Achieving appropriate and timely molecular testing is key to achieving progress in CCA treatment, although this is often more challenging than the treatment. The experts agree that with better organisation, access to better care for patients would improve dramatically. Additionally, testing has prognostic value as it facilitates patient planning; patients with targetable alterations may survive longer than those without them (2–3 years versus 1 year). Ideally, tumour profiles would be obtained upon advanced cancer diagnosis or earlier and, consequently, drug sequencing could be planned and organised by the time patients require further lines of treatment.

FGFR2 fusions have positive predictive implications when FGFR inhibitor can be used, but the question is how these patients respond to chemotherapy and how these alterations relate to the natural history of CCA. There is consistent data for four inhibitors (pemigatinib, infigratinib, futibatinib, and derazantinib) regarding response, disease control rate, and PFS. More research is certainly needed to understand the natural history of these patients, and their different genetic alterations. All this information will allow HCPs to make even more progress to help patients with CCA.

Regulatory agencies and national health systems need time to adapt for precision medicine to be implemented in regular clinical practice. The approval of different targeted therapies for CCA (pemigatinib, ivosidenib, etc.) should encourage agencies to cover and reimburse NGS testing. Although it appears costly, using NGS widely to characterise the tumour and to make therapeutic decisions is the right way to obtain the needed information and make further progress on targeted therapies.

In the future, SOC will become more complex, with a continuum vertically and horizontally integrated across the complexities of a liver-oncology specific management team, to achieve the best outcomes for the patient. Drug and non-drug options should be considered upfront and every time the patient progresses. For targeted therapies in particular, a continuum of care closer to first-line choices will probably develop over the next few years. Studies will evaluate if it is better to administer isocitrate dehydrogenase 1 or FGFR2 inhibitors to patients first-line. Although they are established as second-line and third-line options, these targeted drugs with more tolerable safety profiles might be a better first-line option for subsets of patients who do not want cytotoxic chemotherapy, are intolerant to it, or have an advanced age.

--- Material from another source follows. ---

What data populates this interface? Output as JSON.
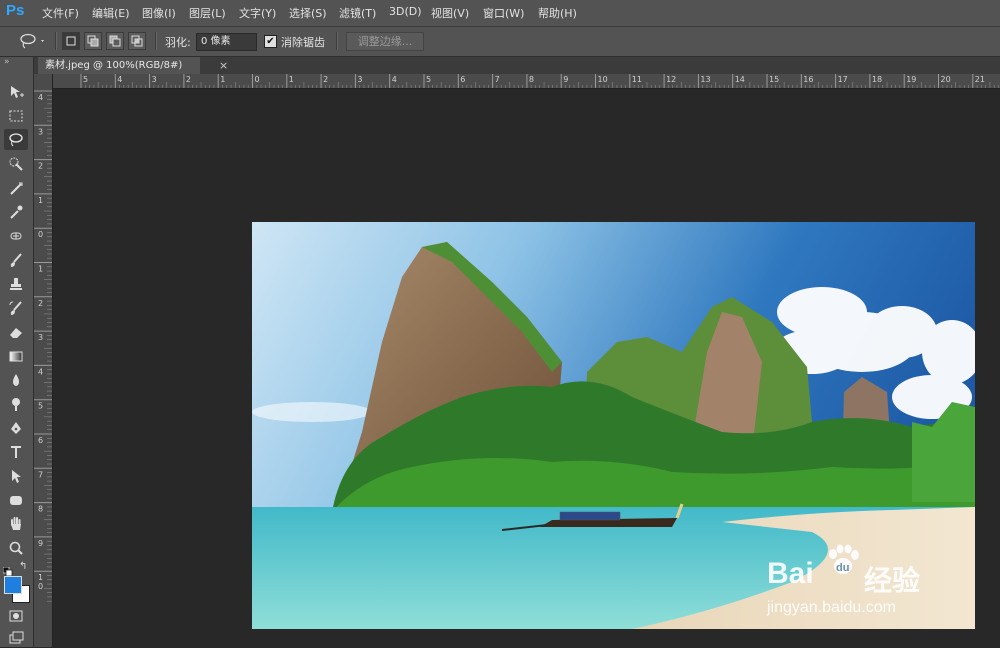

The patients bear the burden of the diagnosis and the disease, but HCPs can help by providing appropriate information, especially about patient advocacy organisations, and the best testing and treatments available. It is important to increase awareness among primary care practitioners, and the public in general. This would empower HCPs to suspect CCA more frequently and order CT scans for screening, and for patients to ask for the appropriate testing to be done. In the next few years, practice-changing data will emerge and help to add more options to clinical practice.